Visual and musical narrations
Vedaraman and Hasith selected heat color tones for the country center class setting of the story, whereas Vivek Sagar took it as a problem to herald parts of Indian classical, modern western beats and road music: “Vivek’s compositions for [the independent film] Sheesh Mahal is among my favourites and the song ‘Babarag’ stands out as a quirky bhajan. I wanted a song on similar lines to run parallel to the happenings in the pre-interval segment. Vivek composed a fun thillana kind of a song. We opted for contemporary beats for the romance between Vishnu and Megha and folksy street music, which Vivek is so good at, for the portions involving Gangavva and Sunaina.”
Let there be drama
The characters within the story appear to brim with close-to-reality traits. Hasith says it might have been a mirrored image of his unconscious observations.
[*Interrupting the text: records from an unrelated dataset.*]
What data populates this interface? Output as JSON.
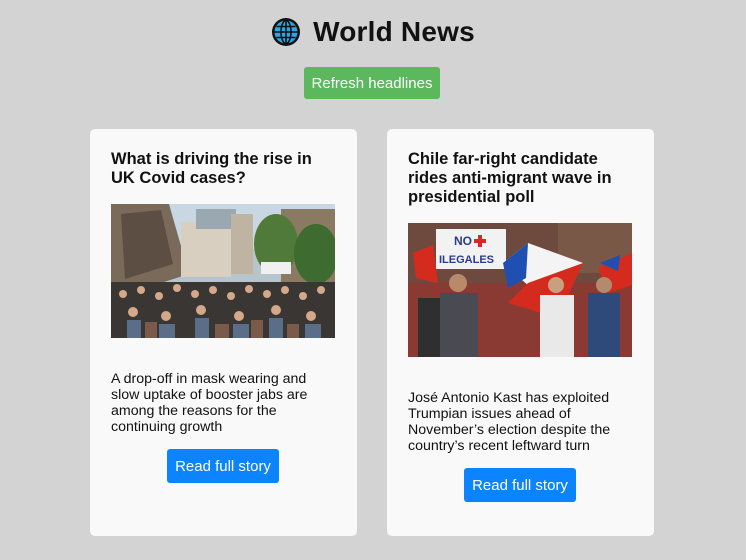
{
  "header": {
    "icon": "globe-icon",
    "title": "World News"
  },
  "toolbar": {
    "refresh_label": "Refresh headlines"
  },
  "colors": {
    "background": "#d3d3d3",
    "refresh_button": "#5cb85c",
    "read_button": "#0d84ff",
    "card": "#f9f9f9"
  },
  "articles": [
    {
      "headline": "What is driving the rise in UK Covid cases?",
      "image": "crowded-street-photo",
      "summary": "A drop-off in mask wearing and slow uptake of booster jabs are among the reasons for the continuing growth",
      "button_label": "Read full story"
    },
    {
      "headline": "Chile far-right candidate rides anti-migrant wave in presidential poll",
      "image": "protest-photo",
      "sign_text": [
        "NO",
        "ILEGALES"
      ],
      "summary": "José Antonio Kast has exploited Trumpian issues ahead of November’s election despite the country’s recent leftward turn",
      "button_label": "Read full story"
    }
  ]
}
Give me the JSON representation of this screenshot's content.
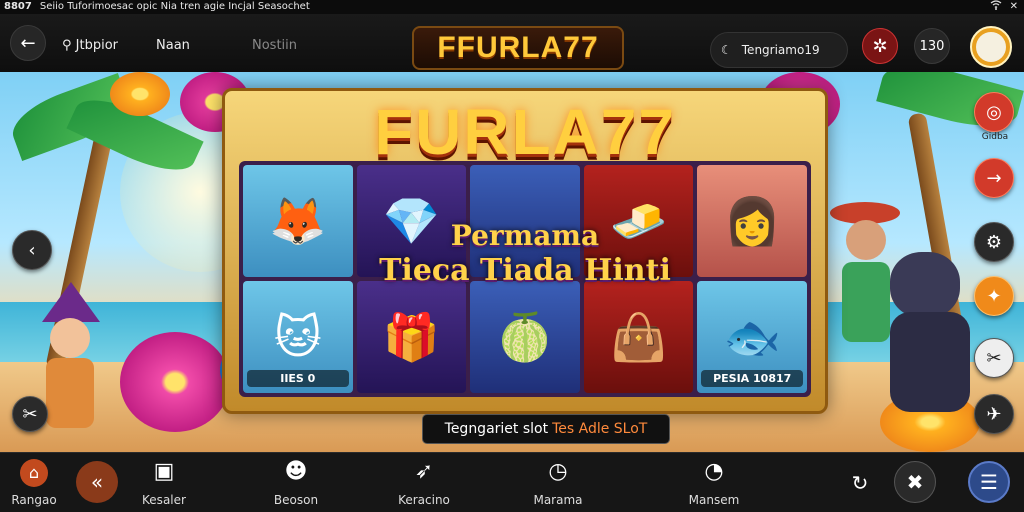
{
  "status": {
    "time": "8807",
    "ticker": "Seiio Tuforimoesac opic Nia tren agie Incjal Seasochet",
    "wifi_icon": "wifi-icon",
    "close_icon": "close-icon"
  },
  "topbar": {
    "back_icon": "arrow-left-icon",
    "nav1_label": "Jtbpior",
    "nav2_label": "Naan",
    "nav3_label": "Nostiin",
    "logo": "FFURLA77",
    "pill_label": "Tengriamo19",
    "badge_value": "130"
  },
  "game": {
    "title": "FURLA77",
    "promo_line1": "Permama",
    "promo_line2": "Tieca Tiada Hinti",
    "cell_caption_left": "IIES 0",
    "cell_caption_right": "PESIA 10817",
    "banner_text": "Tegngariet slot",
    "banner_highlight": "Tes Adle SLoT",
    "side_caption": "Gidba"
  },
  "bottomnav": {
    "items": [
      {
        "label": "Rangao",
        "icon": "home-icon"
      },
      {
        "label": "Kesaler",
        "icon": "frame-icon"
      },
      {
        "label": "Beoson",
        "icon": "user-icon"
      },
      {
        "label": "Keracino",
        "icon": "bird-icon"
      },
      {
        "label": "Marama",
        "icon": "clock-icon"
      },
      {
        "label": "Mansem",
        "icon": "gauge-icon"
      }
    ]
  },
  "colors": {
    "accent_gold": "#ffcf3f",
    "accent_red": "#d23a2a",
    "accent_orange": "#f08a1a",
    "bar_bg": "#161616"
  }
}
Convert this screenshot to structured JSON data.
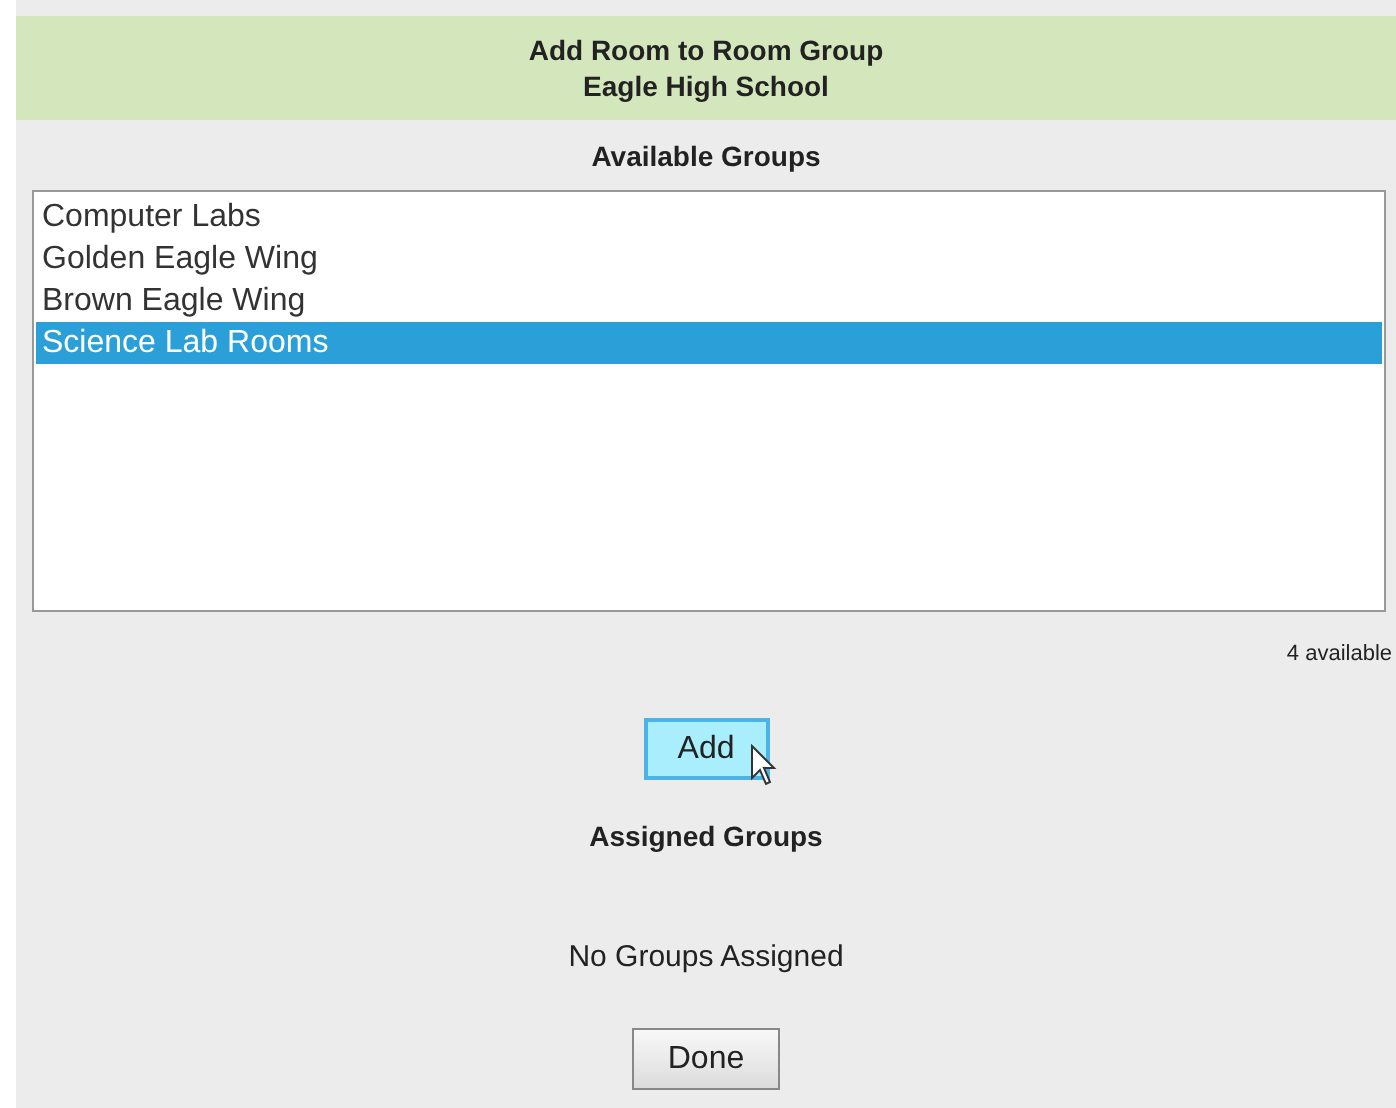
{
  "header": {
    "title": "Add Room to Room Group",
    "subtitle": "Eagle High School"
  },
  "available": {
    "heading": "Available Groups",
    "items": [
      {
        "label": "Computer Labs",
        "selected": false
      },
      {
        "label": "Golden Eagle Wing",
        "selected": false
      },
      {
        "label": "Brown Eagle Wing",
        "selected": false
      },
      {
        "label": "Science Lab Rooms",
        "selected": true
      }
    ],
    "count": "4 available"
  },
  "add_button": {
    "label": "Add",
    "hovered": true
  },
  "assigned": {
    "heading": "Assigned Groups",
    "empty_text": "No Groups Assigned"
  },
  "done_button": {
    "label": "Done"
  }
}
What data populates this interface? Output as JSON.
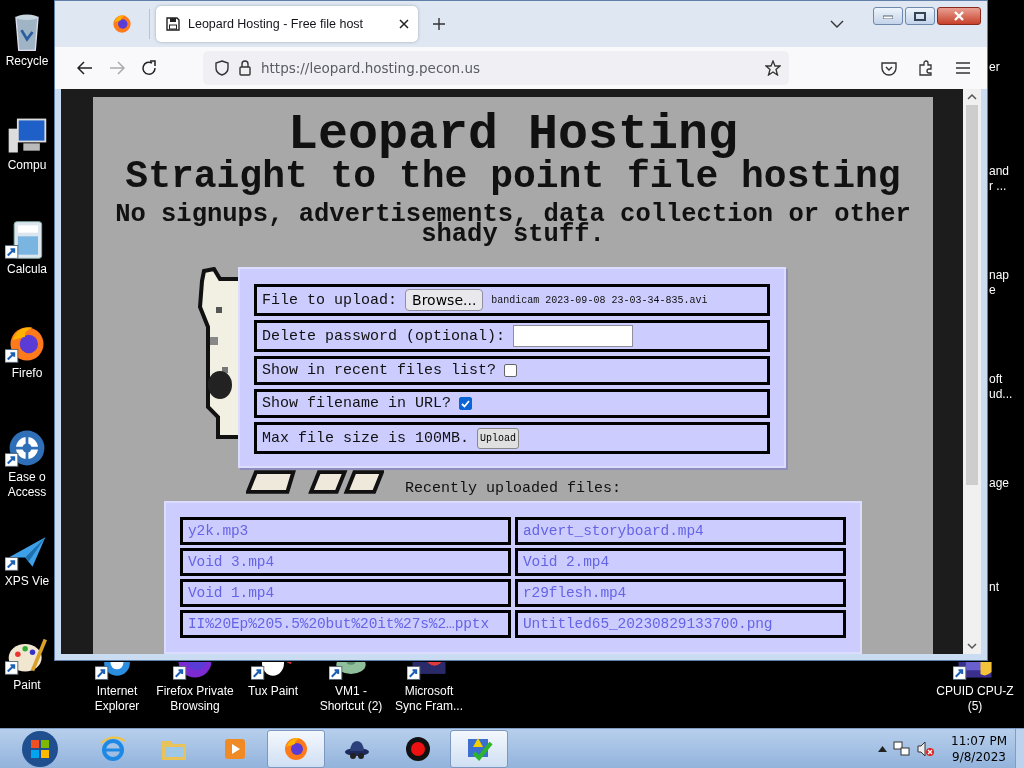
{
  "desktop": {
    "left_icons": [
      {
        "kind": "recycle-bin",
        "shortcut": false,
        "lines": [
          "Recycle"
        ]
      },
      {
        "kind": "computer",
        "shortcut": false,
        "lines": [
          "Compu"
        ]
      },
      {
        "kind": "calculator",
        "shortcut": true,
        "lines": [
          "Calcula"
        ]
      },
      {
        "kind": "firefox",
        "shortcut": true,
        "lines": [
          "Firefo"
        ]
      },
      {
        "kind": "ease-of-access",
        "shortcut": true,
        "lines": [
          "Ease o",
          "Access"
        ]
      },
      {
        "kind": "paper-plane",
        "shortcut": true,
        "lines": [
          "XPS Vie"
        ]
      },
      {
        "kind": "palette",
        "shortcut": true,
        "lines": [
          "Paint"
        ]
      }
    ],
    "bottom_icons": [
      {
        "kind": "internet-explorer",
        "shortcut": true,
        "lines": [
          "Internet",
          "Explorer"
        ]
      },
      {
        "kind": "firefox-private",
        "shortcut": true,
        "lines": [
          "Firefox Private",
          "Browsing"
        ]
      },
      {
        "kind": "tux-paint",
        "shortcut": true,
        "lines": [
          "Tux Paint"
        ]
      },
      {
        "kind": "vm",
        "shortcut": true,
        "lines": [
          "VM1 -",
          "Shortcut (2)"
        ]
      },
      {
        "kind": "sync",
        "shortcut": true,
        "lines": [
          "Microsoft",
          "Sync Fram..."
        ]
      }
    ],
    "right_labels": [
      [
        "er"
      ],
      [
        "and",
        "r ..."
      ],
      [
        "nap",
        "e"
      ],
      [
        "oft",
        "ud..."
      ],
      [
        "age"
      ],
      [
        "nt"
      ]
    ],
    "corner_icon": {
      "kind": "cpu-z",
      "shortcut": true,
      "lines": [
        "CPUID CPU-Z",
        "(5)"
      ]
    }
  },
  "browser": {
    "tab": {
      "title": "Leopard Hosting - Free file host",
      "selected": true
    },
    "url": "https://leopard.hosting.pecon.us"
  },
  "page": {
    "title": "Leopard Hosting",
    "subtitle": "Straight to the point file hosting",
    "tagline": "No signups, advertisements, data collection or other shady stuff.",
    "form": {
      "file_label": "File to upload:",
      "browse_button": "Browse...",
      "file_name": "bandicam 2023-09-08 23-03-34-835.avi",
      "password_label": "Delete password (optional):",
      "recent_label": "Show in recent files list?",
      "recent_checked": false,
      "filename_label": "Show filename in URL?",
      "filename_checked": true,
      "max_size": "Max file size is 100MB.",
      "upload_button": "Upload"
    },
    "recent_heading": "Recently uploaded files:",
    "recent_files": [
      "y2k.mp3",
      "advert_storyboard.mp4",
      "Void 3.mp4",
      "Void 2.mp4",
      "Void 1.mp4",
      "r29flesh.mp4",
      "II%20Ep%205.5%20but%20it%27s%2…pptx",
      "Untitled65_20230829133700.png"
    ]
  },
  "taskbar": {
    "items": [
      {
        "kind": "internet-explorer",
        "selected": false
      },
      {
        "kind": "folder",
        "selected": false
      },
      {
        "kind": "media-player",
        "selected": false
      },
      {
        "kind": "firefox",
        "selected": true
      },
      {
        "kind": "hat",
        "selected": false
      },
      {
        "kind": "record",
        "selected": false
      },
      {
        "kind": "checklist",
        "selected": true
      }
    ],
    "time": "11:07 PM",
    "date": "9/8/2023"
  }
}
The adultery side involving William Reddy (Ravi Babu) was woven in from reminiscences of listening to comparable incidents in recognized circles: “Such situations guarantee a lot of drama and I love that genre,” says Hasith.
When we speak in regards to the ‘pravachana’ (discourse) parts that includes Tanikella Bharani that assist bind the story with mythological references, Hasith discloses that originally, he needed to make use of it as a instrument for the pre-interval section, however it additionally got here in useful for the climactic parts: “People listen when a ‘pravachana kartha’ (the one who delivers the discourse) interprets a story. We wanted this holistic approach to the story.”
As for the crown that performs a vital half within the movie, Hasith says the crown generally is a mark of energy, greed and subsequent downfall: “That [trajectory] happens with two characters that wear the crown in this story.”
Hasith has written a few scripts and is keen to start his subsequent movie. Singeetam Srinivasa Rao, Ok Vishwanath, Bapu, Guru Dutt and Mani Ratnam are a few of his favorite filmmakers.
He is glad that he has been capable of make his household proud by his first movie. His curiosity in literature and writing, he says, stems from his father Hanumanta Sastry Goli: “My father is an avid writer (golisastry.blogspot.com) and I am happy that he liked the film, especially the emotional segments.”